Ma probabilmente non si rinnoverà sulla Rai

Io ho grande rispetto per il servizio pubblico perché è la casa delle famiglie italiane, e con Miss Italia c’è un legame antico; certo però avrei evitato quello ​”​scivolone​” sulle donne che non rispecchierebbero un’immagine in linea con i tempi.

Cosa non ha apprezzato?

L’ho trovato offensivo. Non solo per le oltre ​dicecimila ragazze che ogni anno si iscrivono al Concorso​,​ ma per le ex concorrenti che in Rai tuttora lavorano​ e per l’universo femminile in generale. L’identità italiana è molto legata alla bellezza eppure, in Europa, s​​iamo l’unico Paese che non trasmetterà il Concorso nazionale sulla tv pubblica.

In realtà, si è sempre dovuta difendere dagli attacchi

Trovo sbagliato dare patenti di femminilità e se partecipi a Miss Italia​ non è vero che vali meno come donna. Lotterò sempre per affermare la libertà delle donne, è una battaglia di civiltà.

La bellezza è spesso umiliata, offesa, denigrata

La bellezza è una qualità della vita che si intreccia con la morale: non ci può essere un mondo migliore senza bellezza. È la risposta alle brutture, agli eccessi dei tempi moderni. Per questo, va tutelata e promossa.

Anche ​il cardinale Gianfranco ​Ravasi è intervenuto sui valori della bellezza

Sì, ho molto apprezzato un passaggio in particolare di una lettera che tempo fa ci indirizzò​: ​“Agli occhi di molti può sembrare paradossale parlare di bellezza, quando incombono urgenze apparentemente ben più radicali e la tutela dei diritti primari sembra essere un’esigenza insostituibile. Eppure c’è un monito di Dostoevskij divenuto quasi uno slogan: la bellezza salverà il mondo”.

E quale bellezza salverà il mondo?

Quella in grado di emozionarci e che racchiude tutti i valori che rappresentano il Concorso: solidarietà, inclusione, gentilezza, rispetto, etica e soprattutto libertà. L’unica che conta veramente.

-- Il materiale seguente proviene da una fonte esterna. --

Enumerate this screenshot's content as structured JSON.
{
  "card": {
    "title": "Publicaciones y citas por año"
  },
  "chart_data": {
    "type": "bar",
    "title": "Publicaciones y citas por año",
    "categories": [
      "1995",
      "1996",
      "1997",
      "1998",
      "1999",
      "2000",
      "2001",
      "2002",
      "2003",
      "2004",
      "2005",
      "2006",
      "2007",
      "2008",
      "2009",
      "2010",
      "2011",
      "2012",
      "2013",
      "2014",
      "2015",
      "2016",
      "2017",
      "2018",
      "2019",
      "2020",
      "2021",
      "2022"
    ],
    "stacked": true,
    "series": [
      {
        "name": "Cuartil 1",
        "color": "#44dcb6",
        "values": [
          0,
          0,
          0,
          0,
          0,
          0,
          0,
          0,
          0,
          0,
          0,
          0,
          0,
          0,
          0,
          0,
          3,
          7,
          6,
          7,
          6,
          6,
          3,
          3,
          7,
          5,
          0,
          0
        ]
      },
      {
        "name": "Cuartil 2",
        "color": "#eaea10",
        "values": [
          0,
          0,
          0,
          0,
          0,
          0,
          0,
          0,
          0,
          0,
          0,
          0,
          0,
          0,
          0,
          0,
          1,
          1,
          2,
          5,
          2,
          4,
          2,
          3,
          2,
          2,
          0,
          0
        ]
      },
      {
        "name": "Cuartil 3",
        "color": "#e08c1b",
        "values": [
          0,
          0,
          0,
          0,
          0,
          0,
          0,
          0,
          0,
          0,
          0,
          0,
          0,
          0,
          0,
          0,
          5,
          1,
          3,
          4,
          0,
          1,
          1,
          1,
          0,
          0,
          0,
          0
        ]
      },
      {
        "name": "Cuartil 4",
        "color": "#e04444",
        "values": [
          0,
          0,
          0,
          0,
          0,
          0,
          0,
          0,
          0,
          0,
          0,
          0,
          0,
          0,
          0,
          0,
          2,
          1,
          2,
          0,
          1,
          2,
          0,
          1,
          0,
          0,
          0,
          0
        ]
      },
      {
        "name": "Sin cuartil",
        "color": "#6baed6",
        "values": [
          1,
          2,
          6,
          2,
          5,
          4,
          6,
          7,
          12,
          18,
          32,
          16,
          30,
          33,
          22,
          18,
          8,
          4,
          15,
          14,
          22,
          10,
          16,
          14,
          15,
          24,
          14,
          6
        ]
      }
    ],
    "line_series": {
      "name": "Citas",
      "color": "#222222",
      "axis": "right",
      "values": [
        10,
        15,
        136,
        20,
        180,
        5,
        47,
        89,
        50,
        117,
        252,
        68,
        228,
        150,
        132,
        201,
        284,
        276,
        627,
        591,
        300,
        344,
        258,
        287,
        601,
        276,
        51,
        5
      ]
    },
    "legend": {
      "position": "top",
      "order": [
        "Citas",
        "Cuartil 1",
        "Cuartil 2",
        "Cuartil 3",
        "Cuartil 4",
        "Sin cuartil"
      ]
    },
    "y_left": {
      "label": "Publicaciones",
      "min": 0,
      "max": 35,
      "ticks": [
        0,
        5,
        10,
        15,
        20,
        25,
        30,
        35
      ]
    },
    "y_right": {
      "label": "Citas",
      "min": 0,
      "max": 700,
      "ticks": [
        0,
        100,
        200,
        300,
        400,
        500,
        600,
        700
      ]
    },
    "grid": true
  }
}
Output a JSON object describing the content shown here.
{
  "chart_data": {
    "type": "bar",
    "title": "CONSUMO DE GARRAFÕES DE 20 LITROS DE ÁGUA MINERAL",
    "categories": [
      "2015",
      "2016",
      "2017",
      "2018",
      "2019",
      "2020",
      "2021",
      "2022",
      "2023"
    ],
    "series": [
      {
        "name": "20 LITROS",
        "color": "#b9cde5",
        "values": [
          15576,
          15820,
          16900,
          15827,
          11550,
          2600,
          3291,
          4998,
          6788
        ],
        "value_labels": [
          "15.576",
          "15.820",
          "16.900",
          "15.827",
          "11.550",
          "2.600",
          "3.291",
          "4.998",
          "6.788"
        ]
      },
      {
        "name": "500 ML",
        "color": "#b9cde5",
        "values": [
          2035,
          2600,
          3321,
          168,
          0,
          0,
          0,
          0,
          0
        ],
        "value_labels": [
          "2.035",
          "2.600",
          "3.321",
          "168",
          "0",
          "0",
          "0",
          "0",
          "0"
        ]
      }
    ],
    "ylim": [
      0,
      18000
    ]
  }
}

Che cosa l’ha colpita delle parole di Ravasi?

Ha saputo esprimere un concetto forse banale ma che oggi viene trascurato: ciò che è bello anche buono. Se ci fate caso, le rappresentazioni dei personaggi religiosi femminili infatti, sono sempre gradevoli.

Si può davvero educare alla bellezza?

Magari potessimo farlo. L’educazione alla bellezza passa sempre per la cultura e per i temi sociali perché per riconoscere il bello devi avere gli strumenti, anche di comparazione. Strumenti che, dal punto di vista etico, dovrebbero fornire la scuola e la famiglia.

Cultura e bellezza, un binomio inossidabile?

Assolutamente sì. La cultura ci permette di riconoscere il bello con più facilità, ricercarlo e ricrearlo, dato che può avere infinite forme. Non a caso l’estetica racchiude in sé la parola etica.

Come si declina il legame della bellezza con i territori?

Attraverso il Concorso valorizziamo le regioni, i comuni, i borghi italiani e il nostro immenso patrimonio artistico. Miss Italia potrebbe davvero essere ​​il più grande tour operator del Paese, se solo lasciassimo da parte pregiudizi e stereotipi.

A proposito di pregiudizi. Una Miss Italia può infrangere il soffitto di cristallo?

Giorgia Meloni ha dimostrato, seppure tra mille sacrifici, che è un’impresa alla portata di tutte le donne che hanno capacità, preparazione e determinazione. Come molte concorrenti di ​Miss Italia.